The word minim means “the least.”
● Household measures- may be used when more accurate systems of measure are not
required. Included in household measures are drops, teaspoons, tablespoons, cups, and
glasses. Although pints and quarts are often found in the home, they are defined as
apothecaries’ measures.
● Converting Units of Weight and Measure- Sometimes drugs are dispensed from the
pharmacy in grams when the order specifies milligrams, or they are dispensed in
milligrams though ordered in grains. For example, a primary care provider orders
morphine gr 1/4. The medication is available labeled only in milligrams. The nurse knows
that 1 mg = 1/60 gr or 60 mg = 1 grain.
● Approximate Volume Equivalents: Metric, Apothecaries’, and Household Systems
RIGHT DOSE
• The dose ordered is appropriate for the client.
• Give special attention if the calculation indicates multiple pills/ tablets or a large
quantity of a liquid medication. This can be an indication that the math calculation may
be incorrect.
• Double-check calculations that appear questionable.
• Know the usual dosage range of the medication.
• Question a dose outside of the usual dosage range.
RIGHT TIME
• Give the medication at the right frequency and at the time ordered according to agency
policy.
• Medications should be given within the agency guidelines.
RIGHT ROUTE
• Give the medication by the ordered route.
• Make certain that the route is safe and appropriate for the client.
RIGHT CLIENT
• Medication is given to the intended client.
• Check the client’s identification band with each administration of a medication.
• Know the agency’s name alert procedure when clients with the same or similar last
names are on the nursing unit.
RIGHT DOCUMENTATION
• Document medication administration after giving it, not before.

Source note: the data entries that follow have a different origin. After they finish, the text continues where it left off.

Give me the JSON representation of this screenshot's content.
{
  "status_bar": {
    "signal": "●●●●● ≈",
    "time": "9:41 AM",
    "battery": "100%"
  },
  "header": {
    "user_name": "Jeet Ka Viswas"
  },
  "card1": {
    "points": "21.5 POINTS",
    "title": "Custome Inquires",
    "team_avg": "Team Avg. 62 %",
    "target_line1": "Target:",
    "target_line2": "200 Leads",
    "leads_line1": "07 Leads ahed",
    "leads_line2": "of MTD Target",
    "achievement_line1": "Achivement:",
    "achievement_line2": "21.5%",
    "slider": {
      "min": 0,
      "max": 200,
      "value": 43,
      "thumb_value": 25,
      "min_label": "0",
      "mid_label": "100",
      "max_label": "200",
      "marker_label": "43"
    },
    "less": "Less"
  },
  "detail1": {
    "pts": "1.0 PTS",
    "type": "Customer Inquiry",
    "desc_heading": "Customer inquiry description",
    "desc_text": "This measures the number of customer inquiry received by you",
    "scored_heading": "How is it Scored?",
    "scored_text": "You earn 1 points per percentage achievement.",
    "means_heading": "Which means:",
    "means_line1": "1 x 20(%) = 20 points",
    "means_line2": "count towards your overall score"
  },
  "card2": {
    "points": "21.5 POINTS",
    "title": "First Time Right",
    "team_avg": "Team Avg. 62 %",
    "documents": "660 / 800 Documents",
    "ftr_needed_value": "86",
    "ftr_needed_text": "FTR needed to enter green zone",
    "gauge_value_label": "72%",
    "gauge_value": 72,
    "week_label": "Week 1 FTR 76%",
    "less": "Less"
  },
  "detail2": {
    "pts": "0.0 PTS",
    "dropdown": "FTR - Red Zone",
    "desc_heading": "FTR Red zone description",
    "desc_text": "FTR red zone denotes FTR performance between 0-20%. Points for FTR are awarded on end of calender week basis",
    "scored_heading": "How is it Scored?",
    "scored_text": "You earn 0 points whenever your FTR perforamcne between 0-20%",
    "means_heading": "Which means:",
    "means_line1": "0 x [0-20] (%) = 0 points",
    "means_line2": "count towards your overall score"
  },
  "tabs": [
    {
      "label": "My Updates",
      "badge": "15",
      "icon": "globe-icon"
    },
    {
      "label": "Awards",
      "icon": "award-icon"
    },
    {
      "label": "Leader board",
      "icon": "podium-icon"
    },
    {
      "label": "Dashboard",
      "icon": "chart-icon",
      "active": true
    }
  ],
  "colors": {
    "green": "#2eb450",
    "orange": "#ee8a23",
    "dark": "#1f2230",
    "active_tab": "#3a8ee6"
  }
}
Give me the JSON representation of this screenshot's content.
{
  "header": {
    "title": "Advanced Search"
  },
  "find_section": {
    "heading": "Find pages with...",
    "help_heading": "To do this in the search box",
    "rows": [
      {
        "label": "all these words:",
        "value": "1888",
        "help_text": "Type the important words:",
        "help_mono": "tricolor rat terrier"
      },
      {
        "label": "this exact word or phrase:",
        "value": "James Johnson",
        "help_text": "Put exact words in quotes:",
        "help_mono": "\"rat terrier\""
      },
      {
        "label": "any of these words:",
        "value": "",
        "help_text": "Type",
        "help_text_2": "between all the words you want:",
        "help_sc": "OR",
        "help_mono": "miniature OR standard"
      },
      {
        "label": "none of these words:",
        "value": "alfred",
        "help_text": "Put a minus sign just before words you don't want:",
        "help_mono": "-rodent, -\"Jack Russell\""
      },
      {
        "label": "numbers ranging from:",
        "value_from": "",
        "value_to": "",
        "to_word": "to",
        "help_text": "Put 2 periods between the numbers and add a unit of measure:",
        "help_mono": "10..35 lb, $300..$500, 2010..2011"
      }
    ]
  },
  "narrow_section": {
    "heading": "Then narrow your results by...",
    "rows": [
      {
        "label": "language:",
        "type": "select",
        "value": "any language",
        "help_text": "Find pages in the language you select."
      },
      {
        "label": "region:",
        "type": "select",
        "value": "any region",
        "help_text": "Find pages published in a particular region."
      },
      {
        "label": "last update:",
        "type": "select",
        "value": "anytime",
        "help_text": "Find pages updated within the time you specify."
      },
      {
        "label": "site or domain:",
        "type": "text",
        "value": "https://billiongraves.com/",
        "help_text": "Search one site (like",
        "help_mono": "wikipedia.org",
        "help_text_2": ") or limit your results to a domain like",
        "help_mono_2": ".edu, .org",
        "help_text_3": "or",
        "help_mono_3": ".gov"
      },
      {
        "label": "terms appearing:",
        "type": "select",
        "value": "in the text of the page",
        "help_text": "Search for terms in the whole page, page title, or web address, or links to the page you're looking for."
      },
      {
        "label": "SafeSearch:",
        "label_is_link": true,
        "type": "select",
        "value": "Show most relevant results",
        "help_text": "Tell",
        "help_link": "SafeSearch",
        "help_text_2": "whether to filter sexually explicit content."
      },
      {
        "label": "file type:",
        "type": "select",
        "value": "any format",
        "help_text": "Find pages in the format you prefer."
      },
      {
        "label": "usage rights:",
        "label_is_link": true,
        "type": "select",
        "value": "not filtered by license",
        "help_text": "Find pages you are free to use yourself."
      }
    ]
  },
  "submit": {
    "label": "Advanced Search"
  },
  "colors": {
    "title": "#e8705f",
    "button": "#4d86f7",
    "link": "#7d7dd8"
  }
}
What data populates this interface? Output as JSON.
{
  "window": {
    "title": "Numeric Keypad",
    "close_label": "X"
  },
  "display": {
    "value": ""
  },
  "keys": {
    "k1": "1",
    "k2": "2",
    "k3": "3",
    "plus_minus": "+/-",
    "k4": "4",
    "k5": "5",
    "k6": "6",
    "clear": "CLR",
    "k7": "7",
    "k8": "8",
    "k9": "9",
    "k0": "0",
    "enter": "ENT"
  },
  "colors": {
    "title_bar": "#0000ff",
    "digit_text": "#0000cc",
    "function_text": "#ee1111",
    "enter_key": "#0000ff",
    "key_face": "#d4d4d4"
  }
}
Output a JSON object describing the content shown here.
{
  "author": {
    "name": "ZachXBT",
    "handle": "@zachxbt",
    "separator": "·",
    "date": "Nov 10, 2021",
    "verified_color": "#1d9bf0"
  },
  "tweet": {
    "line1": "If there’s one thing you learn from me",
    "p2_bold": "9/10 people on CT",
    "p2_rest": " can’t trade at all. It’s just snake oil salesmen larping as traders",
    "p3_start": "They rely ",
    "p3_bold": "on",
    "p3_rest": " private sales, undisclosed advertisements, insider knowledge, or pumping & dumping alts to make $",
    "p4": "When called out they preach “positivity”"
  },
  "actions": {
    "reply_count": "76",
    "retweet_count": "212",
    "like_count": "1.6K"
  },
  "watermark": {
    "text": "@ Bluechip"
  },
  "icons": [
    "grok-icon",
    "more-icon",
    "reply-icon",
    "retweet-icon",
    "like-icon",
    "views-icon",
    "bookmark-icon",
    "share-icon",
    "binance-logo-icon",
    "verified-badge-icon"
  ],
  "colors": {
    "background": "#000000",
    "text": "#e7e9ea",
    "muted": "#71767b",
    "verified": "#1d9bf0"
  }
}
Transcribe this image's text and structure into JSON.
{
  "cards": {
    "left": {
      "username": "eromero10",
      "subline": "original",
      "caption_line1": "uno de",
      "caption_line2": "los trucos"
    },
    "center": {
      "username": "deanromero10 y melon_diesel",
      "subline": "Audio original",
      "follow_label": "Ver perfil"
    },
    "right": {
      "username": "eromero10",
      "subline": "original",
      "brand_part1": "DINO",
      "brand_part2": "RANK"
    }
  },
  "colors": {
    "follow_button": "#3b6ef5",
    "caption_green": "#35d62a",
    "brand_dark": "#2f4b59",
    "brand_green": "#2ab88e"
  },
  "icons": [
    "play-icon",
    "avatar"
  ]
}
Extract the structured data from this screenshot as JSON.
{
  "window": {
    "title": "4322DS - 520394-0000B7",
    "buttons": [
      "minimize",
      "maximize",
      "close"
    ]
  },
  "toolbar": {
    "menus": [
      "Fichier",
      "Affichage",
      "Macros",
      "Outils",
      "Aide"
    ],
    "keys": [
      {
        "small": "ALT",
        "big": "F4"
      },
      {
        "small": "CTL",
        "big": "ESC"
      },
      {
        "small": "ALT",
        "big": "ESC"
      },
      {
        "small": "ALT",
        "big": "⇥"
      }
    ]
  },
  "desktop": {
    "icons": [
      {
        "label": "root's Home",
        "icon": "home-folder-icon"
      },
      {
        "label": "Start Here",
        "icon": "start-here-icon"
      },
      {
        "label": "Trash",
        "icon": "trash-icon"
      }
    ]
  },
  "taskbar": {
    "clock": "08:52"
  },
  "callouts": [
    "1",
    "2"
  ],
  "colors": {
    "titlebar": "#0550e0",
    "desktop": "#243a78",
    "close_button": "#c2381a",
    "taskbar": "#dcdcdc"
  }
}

• If time of administration differs from prescribed time, note the time on the MAR and
explain the reason and follow-through activities (e.g., pharmacy states medication will be
available in 2 hours) in nursing notes.
• If a medication is not given, follow the agency’s policy for documenting the reason why.
RIGHT TO REFUSE
• Adult clients have the right to refuse any medication.
• The nurse’s role is to ensure that the client is fully informed of the potential
consequences of refusal and to communicate the client’s refusal to the health care
provider.
RIGHT ASSESSMENT
• Some medications require specific assessments prior to administration (e.g., apical
pulse, blood pressure, lab results).
• Medication orders may include specific parameters for administration (e.g., do not give
if pulse less than 60 or systolic blood pressure less than 100).
RIGHT EVALUATION
• Conduct appropriate follow-up (e.g., was the desired effect achieved or not? Did the
client experience any side effects or adverse reactions?).